If a serious North Slope plan reemerges, Szymoniak said AIDEA is prepared to donate the gravel pad it constructed on the Slope for an LNG plant as well as Interior electric utility Golden Valley Electric Association’s long-term wholesale natural gas contract with BP.
“AIDEA is simply, from this RFP process, facilitating a commercial deal between the private developers and the utilities. AIDEA will probably enter into a potential agreement to provide financing, but it’s not actually going to be signing up to buy capacity at the plant,” Szymoniak said.
“This is going to be a deal between the private developers and the utilities.”
If a deal is struck the authority would then likely provide low-interest financing for capital development through the Sustainable Energy Transmission Supply, or SETS, fund loan and bond authority it has for the project.
Expanding the small, 1 bcf per year LNG plant used by Fairbanks Natural Gas to more than 6 bcf could cost as little as $60 million, according to company leadership.

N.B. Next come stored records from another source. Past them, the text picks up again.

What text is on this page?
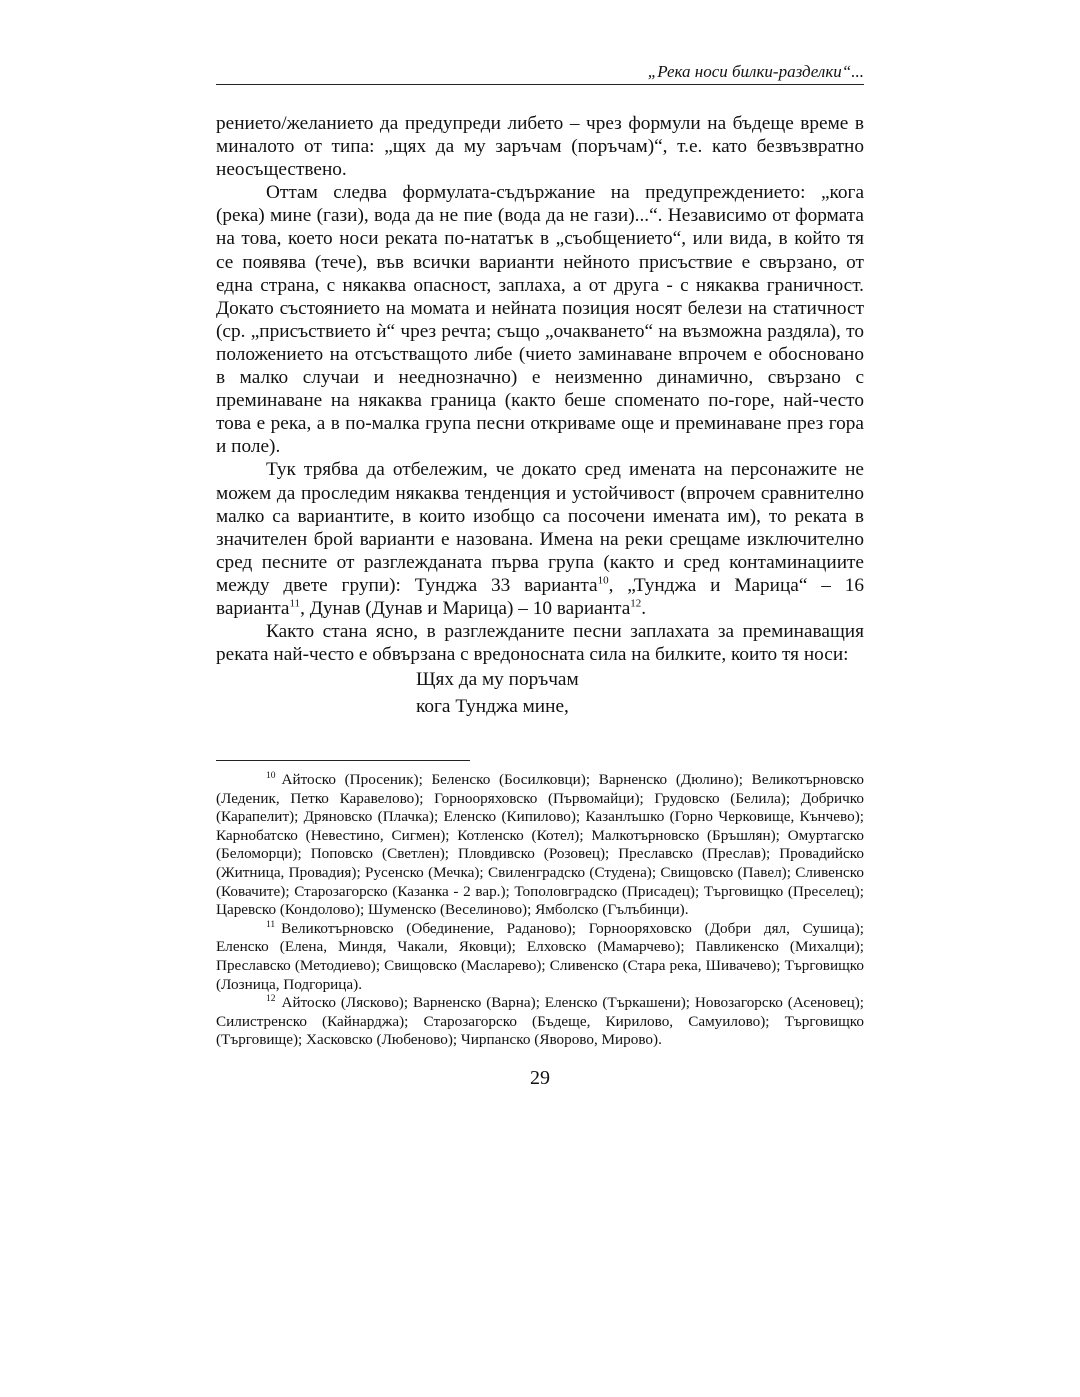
„Река носи билки-разделки“...

рението/желанието да предупреди либето – чрез формули на бъдеще време в миналото от типа: „щях да му заръчам (поръчам)“, т.е. като безвъзвратно неосъществено.

Оттам следва формулата-съдържание на предупреждението: „кога (река) мине (гази), вода да не пие (вода да не гази)...“. Независимо от формата на това, което носи реката по-нататък в „съобщението“, или вида, в който тя се появява (тече), във всички варианти нейното присъствие е свързано, от една страна, с някаква опасност, заплаха, а от друга - с някаква граничност. Докато състоянието на момата и нейната позиция носят белези на статичност (ср. „присъствието ѝ“ чрез речта; също „очакването“ на възможна раздяла), то положението на отсъстващото либе (чието заминаване впрочем е обосновано в малко случаи и нееднозначно) е неизменно динамично, свързано с преминаване на някаква граница (както беше споменато по-горе, най-често това е река, а в по-малка група песни откриваме още и преминаване през гора и поле).

Тук трябва да отбележим, че докато сред имената на персонажите не можем да проследим някаква тенденция и устойчивост (впрочем сравнително малко са вариантите, в които изобщо са посочени имената им), то реката в значителен брой варианти е назована. Имена на реки срещаме изключително сред песните от разглежданата първа група (както и сред контаминациите между двете групи): Тунджа 33 варианта$^{10}$, „Тунджа и Марица“ – 16 варианта$^{11}$, Дунав (Дунав и Марица) – 10 варианта$^{12}$.

Както стана ясно, в разглежданите песни заплахата за преминаващия реката най-често е обвързана с вредоносната сила на билките, които тя носи:

Щях да му поръчам
кога Тунджа мине,

$^{10}$ Айтоско (Просеник); Беленско (Босилковци); Варненско (Дюлино); Великотърновско (Леденик, Петко Каравелово); Горнооряховско (Първомайци); Грудовско (Белила); Добричко (Карапелит); Дряновско (Плачка); Еленско (Кипилово); Казанлъшко (Горно Черковище, Кънчево); Карнобатско (Невестино, Сигмен); Котленско (Котел); Малкотърновско (Бръшлян); Омуртагско (Беломорци); Поповско (Светлен); Пловдивско (Розовец); Преславско (Преслав); Провадийско (Житница, Провадия); Русенско (Мечка); Свиленградско (Студена); Свищовско (Павел); Сливенско (Ковачите); Старозагорско (Казанка - 2 вар.); Тополовградско (Присадец); Търговищко (Преселец); Царевско (Кондолово); Шуменско (Веселиново); Ямболско (Гълъбинци).

$^{11}$ Великотърновско (Обединение, Раданово); Горнооряховско (Добри дял, Сушица); Еленско (Елена, Миндя, Чакали, Яковци); Елховско (Мамарчево); Павликенско (Михалци); Преславско (Методиево); Свищовско (Масларево); Сливенско (Стара река, Шивачево); Търговищко (Лозница, Подгорица).

$^{12}$ Айтоско (Лясково); Варненско (Варна); Еленско (Търкашени); Новозагорско (Асеновец); Силистренско (Кайнарджа); Старозагорско (Бъдеще, Кирилово, Самуилово); Търговищко (Търговище); Хасковско (Любеново); Чирпанско (Яворово, Мирово).

29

That would be less than a third of the estimated cost of building a similar plant on the North Slope.
The AIDEA board approved additional project expenditures from the SETS account and its economic development funds during the meeting. Another $500,000 in SETS funds and $200,000 in economic development fund money was given to the IEP team, doubling the SETS total to $1 million and the economic development expenditure to $400,000.
Shefchik said the $148,000 spent from the original $200,000 development fund appropriation within AIDEA was used primarily for staff resources in Juneau dedicated to getting HB 105 passed.The SETS money will be used to hire expert help during proposal evaluations.
“As we winnow down the proposals form the universe to four, and four to one, we expect to hire contractors to do technical evaluations,” Shefchik said.